Again, I can see it both ways- of course you need to have established rules or this sport would be chaos. Obviously you can’t just go adding anyone to national championship fields without some guidelines for how this should look. But if it were me making the call, I would have saw an opportunity for change that clearly needs to be made, allowed the athletes that were present to compete, and used that situation as a springboard to iron out all the details of new legislation in these matters moving forward. Just like the old adage used by many a salesperson, “The customer is always right”, or our country’s legal system, “Innocent until proven guilty”- I feel that our sport should first and foremost be in the business of allowing opportunities and supporting the ATHLETES, not the rule book.
This blog is running way off course, but the reason I am discussing some of these things is so I can bring it all back to what I mentioned earlier- what it will mean for me to break 2:00 in the 800. It’s like a two-sided mirror in many ways-
In my mind, I’ve told myself that I will be content in my retirement from running if I break 2:00, but at the same time, breaking 2:00 would open the door to so many new opportunities. When you post a time like that even just once, it seems like you are a more marketable athlete who gets into bigger competitions which ultimately means running as fast, or faster, again! I would see breaking 2 as the closing of one door (like, I could quit anytime and be happy), and the opening of so many new doors (like, I’m only getting started!)

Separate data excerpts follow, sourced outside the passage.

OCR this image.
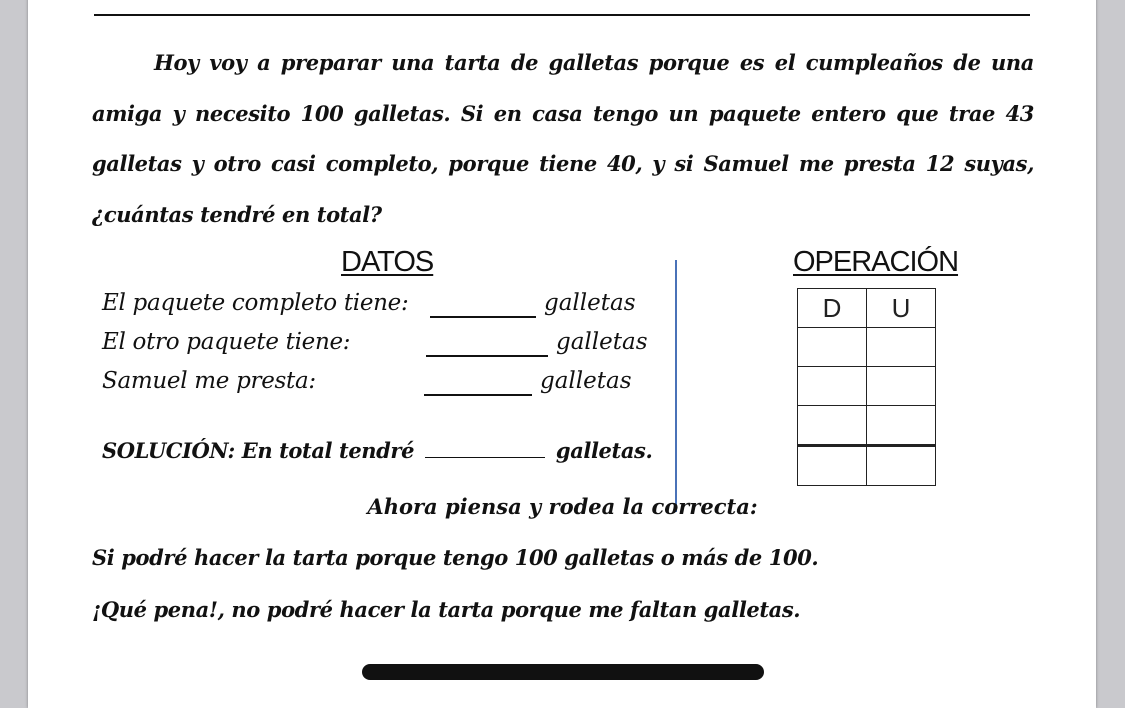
Hoy voy a preparar una tarta de galletas porque es el cumpleaños de una amiga y necesito 100 galletas. Si en casa tengo un paquete entero que trae 43 galletas y otro casi completo, porque tiene 40, y si Samuel me presta 12 suyas, ¿cuántas tendré en total?
DATOS	OPERACIÓN
El paquete completo tiene:	galletas
El otro paquete tiene:	galletas
Samuel me presta:	galletas
SOLUCIÓN: En total tendré	galletas.
D	U

Ahora piensa y rodea la correcta:
Si podré hacer la tarta porque tengo 100 galletas o más de 100.
¡Qué pena!, no podré hacer la tarta porque me faltan galletas.
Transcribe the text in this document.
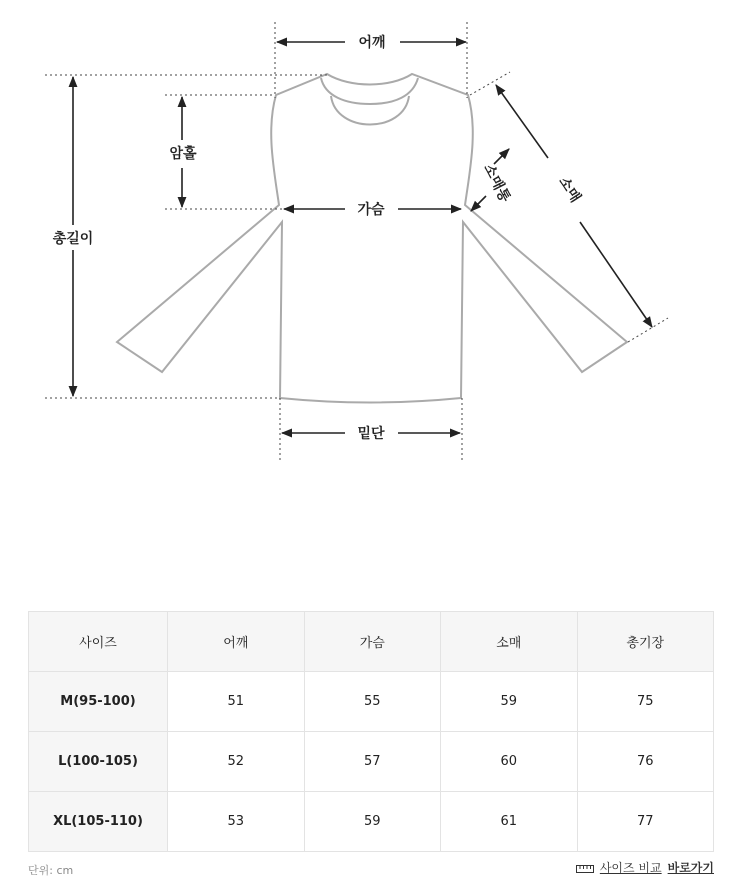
어깨
암홀
총길이
가슴
밑단
소매통	소매
사이즈	어깨	가슴	소매	총기장
M(95-100)	51	55	59	75
L(100-105)	52	57	60	76
XL(105-110)	53	59	61	77
단위: cm	사이즈 비교 바로가기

Breaking 2 has been a goal of mine for a very long time now (a good 6 years at least), so to finally achieve it will be incredibly gratifying. In a way it will ‘prove’ that I was never crazy for thinking I could do it, that this journey has been ‘worth’ it, and be a lasting reminder that hard work, faith, and dedication really do pay off. Simultaneously, it will mean nothing, because I know I’m not crazy for setting my sights on this goal, this journey has been worth it every step of the way, and I’m not going to start believing that hard work, faith, and dedication is worthless if I don’t break 2.

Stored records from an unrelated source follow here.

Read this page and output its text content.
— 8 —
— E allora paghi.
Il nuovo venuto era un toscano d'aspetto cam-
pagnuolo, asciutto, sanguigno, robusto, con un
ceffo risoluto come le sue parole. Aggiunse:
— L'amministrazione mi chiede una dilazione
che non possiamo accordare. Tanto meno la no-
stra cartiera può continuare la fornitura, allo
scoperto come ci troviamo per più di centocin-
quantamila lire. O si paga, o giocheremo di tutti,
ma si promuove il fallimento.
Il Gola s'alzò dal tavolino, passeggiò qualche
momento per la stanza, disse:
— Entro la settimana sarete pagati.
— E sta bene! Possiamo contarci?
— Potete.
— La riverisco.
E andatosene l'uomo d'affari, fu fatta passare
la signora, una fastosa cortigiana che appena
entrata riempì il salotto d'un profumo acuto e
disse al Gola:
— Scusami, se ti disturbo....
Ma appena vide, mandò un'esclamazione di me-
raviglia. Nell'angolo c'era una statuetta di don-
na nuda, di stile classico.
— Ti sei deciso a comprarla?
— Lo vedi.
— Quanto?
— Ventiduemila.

If I’ve run 2:00.04 or 1:59.96, is it really going to change who I am? Am I any more or less of a ‘worthy’ human being either way? Will I drastically change the way I live my life, see myself, or treat others? No, no, and no.
A couple times this season, I have tried to visualize what I’ll do, the first time I turn around and look at the clock and see that I’ve finally done it. Will I throw up my arms in jubilation? Will I fall to my knees with gratitude? I guess I won’t know the details, but ultimately, I simply see a huge, genuine smile on my face, and a wonderful sense of accomplishment as I look back on all the attempts that have led me to that place.
So while I think I’ve prepared myself enough to know that breaking 2 isn’t the be-all, end-all, I am still chasing just as intently, to smile that smile, and feel that way for the simple and pure joy of knowing I traveled through the space of a half mile faster than I ever have before. That’s pretty dang cool all in itself isn’t it?